"Sarah Robles, Oscar Pistorius, And The Promise Of The 2012 Olympics"
The Olympics are normally an opportunity for us to marvel at the things the human body can do if it’s conditioned to its peak. Watching people break world records is thrilling in its revelation of the possibility of human improvement—with continued improvements in science, and in health and training, what can’t we do? We may no longer be walking on the moon, but we fly higher and run faster on our own planet with every passing year. But part of what’s particularly exciting for me about the summer Olympics this year is the kinds of conversations competitors are sparking about the capacities of bodies we often see as less capable or less normatively desirable.
First, there’s Sarah Robles, the weightlifter who is
literally the strongest person one of the strongest people in the United States, but is barely getting by because, unlike some of her fellow competitors who are the best in their fields, she doesn’t have the backing of or an endorsement with a major company. As Maya writes at Feministing:
There’s no doubt that some sports–both men’s and women’s–are considered sexier than others when it comes to sponsorships and media attention. And certainly only the most famous Olympic athletes are able to bring in the big bucks through six-figure endorsements. But for women like Robles, who don’t fit the thin ideal of women’s athleticism, it’s particularly difficult. As she notes, “You can get that sponsorship if you’re a super-built guy or a girl who looks good in a bikini. But not if you’re a girl who’s built like a guy.”
I think of all of that is true. And I’d add that while we have archetypes of women who are less strong than men, but manage to hold their own through cleverness, and of bigger women who are funny or cheery (or even occasionally intimidating, as with Melissa McCarthy’s pep talk in Bridesmaids), we don’t have a positive established archetype of women who are as big and as strong as men, whether as heroes, or rescuers, or funny action stars. Advertisers may not be interested in Robles, but they, and their marketing agencies, may simply not be creative enough to figure out the many engaging things they could do with her. If she medals in London, one would hope that someone, somewhere, gets their creative juices flowing and figures that out.
Then there’s Oscar Pistorius, the South African double-amputee who just qualified to represent his country in the 400 meters and the 4-by-400 in London. Pistorius is a reminder that astonishing physical accomplishment isn’t merely something that’s available to able-bodied people.
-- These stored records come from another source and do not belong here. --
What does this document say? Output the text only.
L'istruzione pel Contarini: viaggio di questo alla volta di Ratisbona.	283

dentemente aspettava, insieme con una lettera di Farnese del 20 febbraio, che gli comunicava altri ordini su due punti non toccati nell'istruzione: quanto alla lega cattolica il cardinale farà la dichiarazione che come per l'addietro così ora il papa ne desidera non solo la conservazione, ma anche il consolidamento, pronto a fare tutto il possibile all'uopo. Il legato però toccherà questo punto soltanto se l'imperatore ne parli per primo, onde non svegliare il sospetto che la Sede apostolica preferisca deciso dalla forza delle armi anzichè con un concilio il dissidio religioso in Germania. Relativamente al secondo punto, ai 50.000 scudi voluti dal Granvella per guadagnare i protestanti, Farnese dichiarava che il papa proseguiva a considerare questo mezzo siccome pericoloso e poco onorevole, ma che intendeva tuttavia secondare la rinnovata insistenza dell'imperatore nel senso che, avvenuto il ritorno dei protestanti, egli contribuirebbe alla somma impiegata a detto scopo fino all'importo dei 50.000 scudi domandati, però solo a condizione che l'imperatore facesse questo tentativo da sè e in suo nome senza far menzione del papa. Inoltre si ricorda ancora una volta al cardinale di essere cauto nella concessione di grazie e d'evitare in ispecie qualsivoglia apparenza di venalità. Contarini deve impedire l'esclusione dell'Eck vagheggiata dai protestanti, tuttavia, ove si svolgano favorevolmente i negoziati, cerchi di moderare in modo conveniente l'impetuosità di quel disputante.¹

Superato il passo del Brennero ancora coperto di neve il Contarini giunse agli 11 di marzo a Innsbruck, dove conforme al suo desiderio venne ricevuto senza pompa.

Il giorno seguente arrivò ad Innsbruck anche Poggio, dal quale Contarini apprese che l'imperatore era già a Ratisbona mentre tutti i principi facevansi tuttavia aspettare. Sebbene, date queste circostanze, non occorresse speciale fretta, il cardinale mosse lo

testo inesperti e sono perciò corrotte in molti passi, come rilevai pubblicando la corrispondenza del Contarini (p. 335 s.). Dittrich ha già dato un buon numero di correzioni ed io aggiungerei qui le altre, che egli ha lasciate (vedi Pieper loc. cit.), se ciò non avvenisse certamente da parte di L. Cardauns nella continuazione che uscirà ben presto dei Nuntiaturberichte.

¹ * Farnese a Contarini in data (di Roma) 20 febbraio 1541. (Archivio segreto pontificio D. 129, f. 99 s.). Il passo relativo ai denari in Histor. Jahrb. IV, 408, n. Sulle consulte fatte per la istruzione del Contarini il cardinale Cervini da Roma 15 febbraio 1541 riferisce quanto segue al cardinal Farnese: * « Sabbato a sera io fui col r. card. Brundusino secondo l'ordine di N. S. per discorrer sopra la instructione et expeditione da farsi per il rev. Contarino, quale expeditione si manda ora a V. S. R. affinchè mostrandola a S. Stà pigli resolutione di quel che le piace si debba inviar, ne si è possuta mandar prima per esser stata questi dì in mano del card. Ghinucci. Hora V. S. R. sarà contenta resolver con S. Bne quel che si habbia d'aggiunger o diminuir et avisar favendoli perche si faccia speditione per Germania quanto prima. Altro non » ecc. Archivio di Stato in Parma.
Whether or not his prosthetics constitute an unfair advantage—the consensus seems to be that they may make him slower to start than able-bodied runners, canceling out any boost—the point remains that being able to run on them, much less run as fast as Pistorius does, is a major achievement. If he shows well on this enormous international stage, his presence could have a major impact on the way people with disabilities are perceived around the world.
This is the reason that stories like Bleacher Report’s idiotic ranking of hot female athletes are so infuriating, and why the counterexamples of people like Robles and Pistorius are so important. Pursuing your Olympic dreams doesn’t necessarily mean you’ll end up an avatar of normative physical beauty, nor should it. And you don’t need a normatively attractive body in order to be physically extraordinary.